There are two ways to get around this issue ext3. You can disable write
caching, changing your default mount options to "data=journal". In the
PostgreSQL case, the way the WAL is used seems to keep corruption at bay
even with the default "data=ordered" case, but after reading up on this
again I'm thinking I may want to switch to "journal" anyway in the future
(and retrofit some older installs with that change). I also avoid using
Linux LVM whenever possible for databases just on general principle; one
less flakey thing in the way.

The other way, barriers, is just plain scary unless you know your disk
hardware does the right thing and the planets align just right, and even
then it seems buggy. I personally just ignore the fact that they exist on
ext3, and maybe one day ext4 will get this right.
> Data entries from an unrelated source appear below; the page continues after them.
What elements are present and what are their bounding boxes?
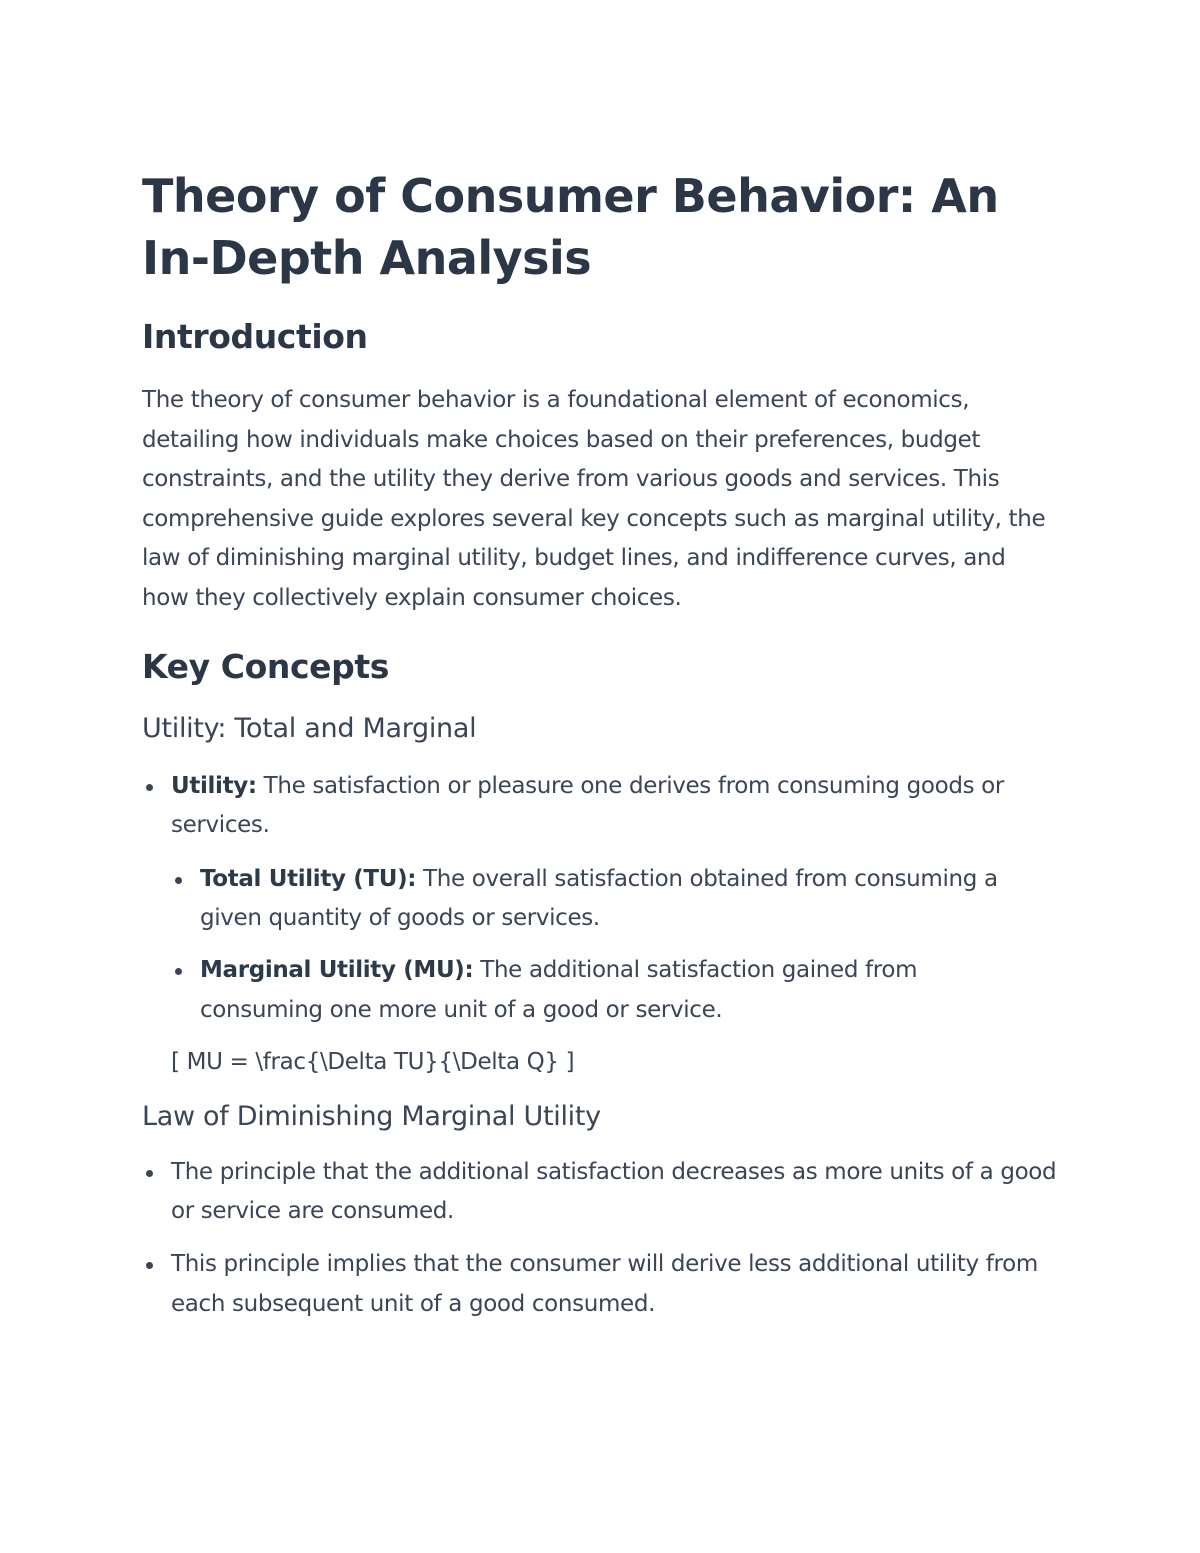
key-concepts-heading: Key Concepts [142,646,389,686]
document-title: Theory of Consumer Behavior: An In-Depth Analysis [142,169,999,285]
law-item-text: This principle implies that the consumer will derive less additional utility from each subsequent unit of a good consumed. [171,1250,1038,1317]
bullet-icon [146,1262,153,1269]
introduction-paragraph: The theory of consumer behavior is a foundational element of economics, detailing how individuals make choices based on their preferences, budget constraints, and the utility they derive from various goods and services. This comprehensive guide explores several key concepts such as marginal utility, the law of diminishing marginal utility, budget lines, and indifference curves, and how they collectively explain consumer choices. [142,387,1046,611]
law-subheading: Law of Diminishing Marginal Utility [142,1100,601,1132]
bullet-icon [175,968,182,975]
list-item [200,860,1062,939]
bullet-icon [175,877,182,884]
utility-sub-list [142,860,1062,1030]
list-item [171,1245,1062,1324]
document-page [142,165,1062,1324]
list-item [171,1153,1062,1232]
utility-list [142,767,1062,846]
law-item-text: The principle that the additional satisfaction decreases as more units of a good or service are consumed. [171,1158,1057,1225]
law-list [142,1153,1062,1324]
utility-definition: The satisfaction or pleasure one derives from consuming goods or services. [171,772,1004,839]
utility-subheading: Utility: Total and Marginal [142,712,477,744]
marginal-utility-term: Marginal Utility (MU): [200,956,474,983]
utility-term: Utility: [171,772,257,799]
total-utility-term: Total Utility (TU): [200,865,417,892]
marginal-utility-formula: [ MU = \frac{\Delta TU}{\Delta Q} ] [171,1049,575,1076]
introduction-heading: Introduction [142,317,368,356]
bullet-icon [146,1170,153,1177]
marginal-utility-definition: The additional satisfaction gained from consuming one more unit of a good or service. [200,956,918,1023]
total-utility-definition: The overall satisfaction obtained from consuming a given quantity of goods or services. [200,865,998,932]
bullet-icon [146,784,153,791]
list-item [200,951,980,1030]
list-item [171,767,1062,846]
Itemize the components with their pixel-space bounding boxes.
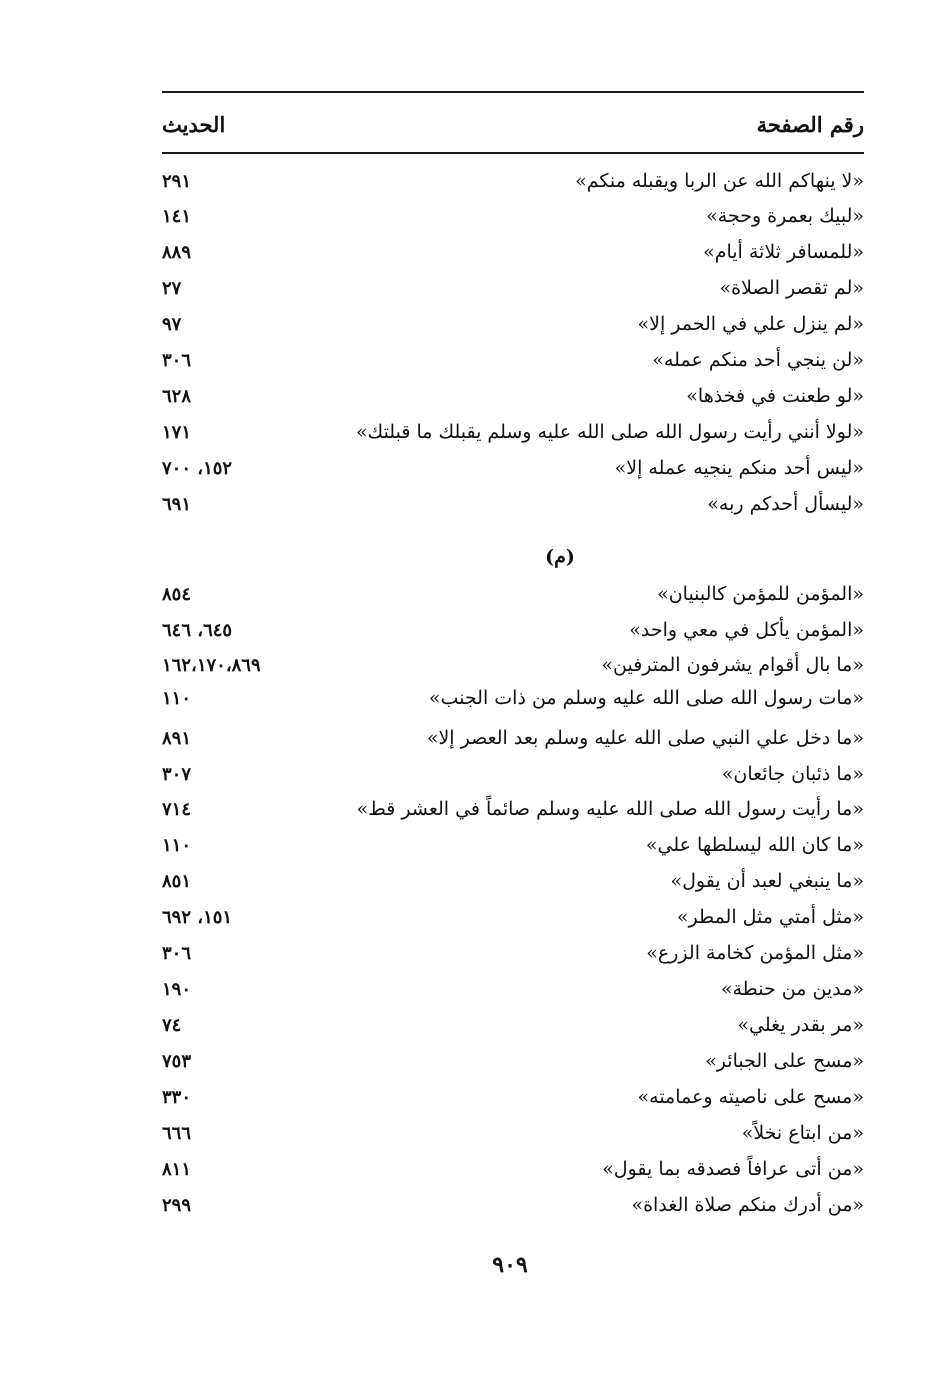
page-reference: ٨٩١ <box>162 727 192 749</box>
hadith-text: «ما رأيت رسول الله صلى الله عليه وسلم صائماً في العشر قط» <box>356 798 864 820</box>
page-reference: ٧٥٣ <box>162 1050 192 1072</box>
hadith-text: «ما دخل علي النبي صلى الله عليه وسلم بعد العصر إلا» <box>426 727 864 749</box>
page-reference: ١٧١ <box>162 421 192 443</box>
hadith-text: «ما ينبغي لعبد أن يقول» <box>670 870 864 892</box>
list-item <box>162 971 864 1007</box>
page-reference: ١٥٢، ٧٠٠ <box>162 457 233 479</box>
list-item <box>162 680 864 716</box>
list-item <box>162 163 864 199</box>
page-reference: ٢٩٩ <box>162 1194 192 1216</box>
list-item <box>162 270 864 306</box>
hadith-text: «ما ذئبان جائعان» <box>721 763 864 785</box>
page-reference: ١١٠ <box>162 834 192 856</box>
list-item <box>162 935 864 971</box>
list-item <box>162 720 864 756</box>
page-reference: ٩٧ <box>162 313 182 335</box>
page-reference: ٦٢٨ <box>162 385 192 407</box>
list-item <box>162 1043 864 1079</box>
list-item <box>162 1115 864 1151</box>
hadith-text: «مثل المؤمن كخامة الزرع» <box>646 942 864 964</box>
list-item <box>162 486 864 522</box>
page-number: ٩٠٩ <box>492 1252 528 1278</box>
hadith-column-header: الحديث <box>162 111 226 137</box>
list-item <box>162 378 864 414</box>
hadith-text: «للمسافر ثلاثة أيام» <box>703 241 864 263</box>
hadith-text: «المؤمن للمؤمن كالبنيان» <box>657 583 864 605</box>
hadith-text: «مر بقدر يغلي» <box>737 1014 864 1036</box>
hadith-text: «لبيك بعمرة وحجة» <box>706 205 864 227</box>
hadith-text: «مسح على الجبائر» <box>705 1050 864 1072</box>
page-reference: ٣٠٦ <box>162 942 192 964</box>
hadith-text: «مسح على ناصيته وعمامته» <box>637 1086 864 1108</box>
page-number-column-header: رقم الصفحة <box>756 111 864 137</box>
top-rule <box>162 91 864 93</box>
hadith-text: «لولا أنني رأيت رسول الله صلى الله عليه وسلم يقبلك ما قبلتك» <box>355 421 864 443</box>
page-reference: ٢٧ <box>162 277 182 299</box>
hadith-text: «لم تقصر الصلاة» <box>719 277 864 299</box>
hadith-text: «مات رسول الله صلى الله عليه وسلم من ذات الجنب» <box>428 687 864 709</box>
list-item <box>162 756 864 792</box>
page-reference: ٨٨٩ <box>162 241 192 263</box>
hadith-text: «مثل أمتي مثل المطر» <box>676 906 864 928</box>
list-item <box>162 234 864 270</box>
list-item <box>162 1151 864 1187</box>
list-item <box>162 414 864 450</box>
list-item <box>162 1079 864 1115</box>
hadith-text: «ما كان الله ليسلطها علي» <box>645 834 864 856</box>
list-item <box>162 791 864 827</box>
page-reference: ١٤١ <box>162 205 192 227</box>
page-reference: ١٥١، ٦٩٢ <box>162 906 233 928</box>
list-item <box>162 1187 864 1223</box>
page-reference: ٨٥١ <box>162 870 192 892</box>
list-item <box>162 863 864 899</box>
list-item <box>162 647 864 683</box>
hadith-text: «لم ينزل علي في الحمر إلا» <box>637 313 864 335</box>
hadith-text: «من أتى عرافاً فصدقه بما يقول» <box>602 1158 864 1180</box>
list-item <box>162 1007 864 1043</box>
list-item <box>162 450 864 486</box>
hadith-text: «لا ينهاكم الله عن الربا ويقبله منكم» <box>575 170 864 192</box>
hadith-text: «لو طعنت في فخذها» <box>686 385 864 407</box>
hadith-text: «ليس أحد منكم ينجيه عمله إلا» <box>614 457 864 479</box>
page-reference: ٣٣٠ <box>162 1086 192 1108</box>
hadith-text: «ليسأل أحدكم ربه» <box>707 493 864 515</box>
hadith-text: «المؤمن يأكل في معي واحد» <box>629 619 864 641</box>
list-item <box>162 827 864 863</box>
page-reference: ٦٦٦ <box>162 1122 192 1144</box>
list-item <box>162 612 864 648</box>
list-item <box>162 306 864 342</box>
page-reference: ٣٠٦ <box>162 349 192 371</box>
page-reference: ٢٩١ <box>162 170 192 192</box>
page-reference: ٧١٤ <box>162 798 192 820</box>
hadith-text: «مدين من حنطة» <box>720 978 864 1000</box>
page-reference: ١٩٠ <box>162 978 192 1000</box>
header-rule <box>162 152 864 154</box>
page-reference: ٨٥٤ <box>162 583 192 605</box>
page-reference: ٣٠٧ <box>162 763 192 785</box>
list-item <box>162 576 864 612</box>
table-header <box>162 104 864 144</box>
hadith-text: «من أدرك منكم صلاة الغداة» <box>631 1194 864 1216</box>
list-item <box>162 899 864 935</box>
hadith-text: «من ابتاع نخلاً» <box>741 1122 864 1144</box>
list-item <box>162 342 864 378</box>
page-reference: ١١٠ <box>162 687 192 709</box>
list-item <box>162 198 864 234</box>
page-reference: ١٦٢،١٧٠،٨٦٩ <box>162 654 261 676</box>
page-reference: ٨١١ <box>162 1158 192 1180</box>
hadith-text: «ما بال أقوام يشرفون المترفين» <box>601 654 864 676</box>
hadith-text: «لن ينجي أحد منكم عمله» <box>652 349 864 371</box>
page-reference: ٦٩١ <box>162 493 192 515</box>
section-letter-mim: (م) <box>545 546 575 568</box>
page-reference: ٦٤٥، ٦٤٦ <box>162 619 233 641</box>
page-reference: ٧٤ <box>162 1014 182 1036</box>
By the way: there is a great ext3 "torture test" program that just came
out a few months ago that's useful for checking general filesystem
corruption in this context I keep meaning to try, if you've got some
cycles to spare working in this area check it out:
http://uwsg.indiana.edu/hypermail/linux/kernel/0805.2/1470.html

--
* Greg Smith gsm...@gregsmith.com http://www.gregsmith.com Baltimore, MD

--

Scott Marlowe

unread,

Aug 14, 2008, 2:54:22 PM8/14/08

to

I've seen it written a couple of times in this thread, and in the
wikipedia article, that SOME sw raid configs don't support write
barriers. This implies that some do. Which ones do and which ones
don't? Does anybody have a list of them?

I was mainly wondering if sw RAID0 on top of hw RAID1 would be safe.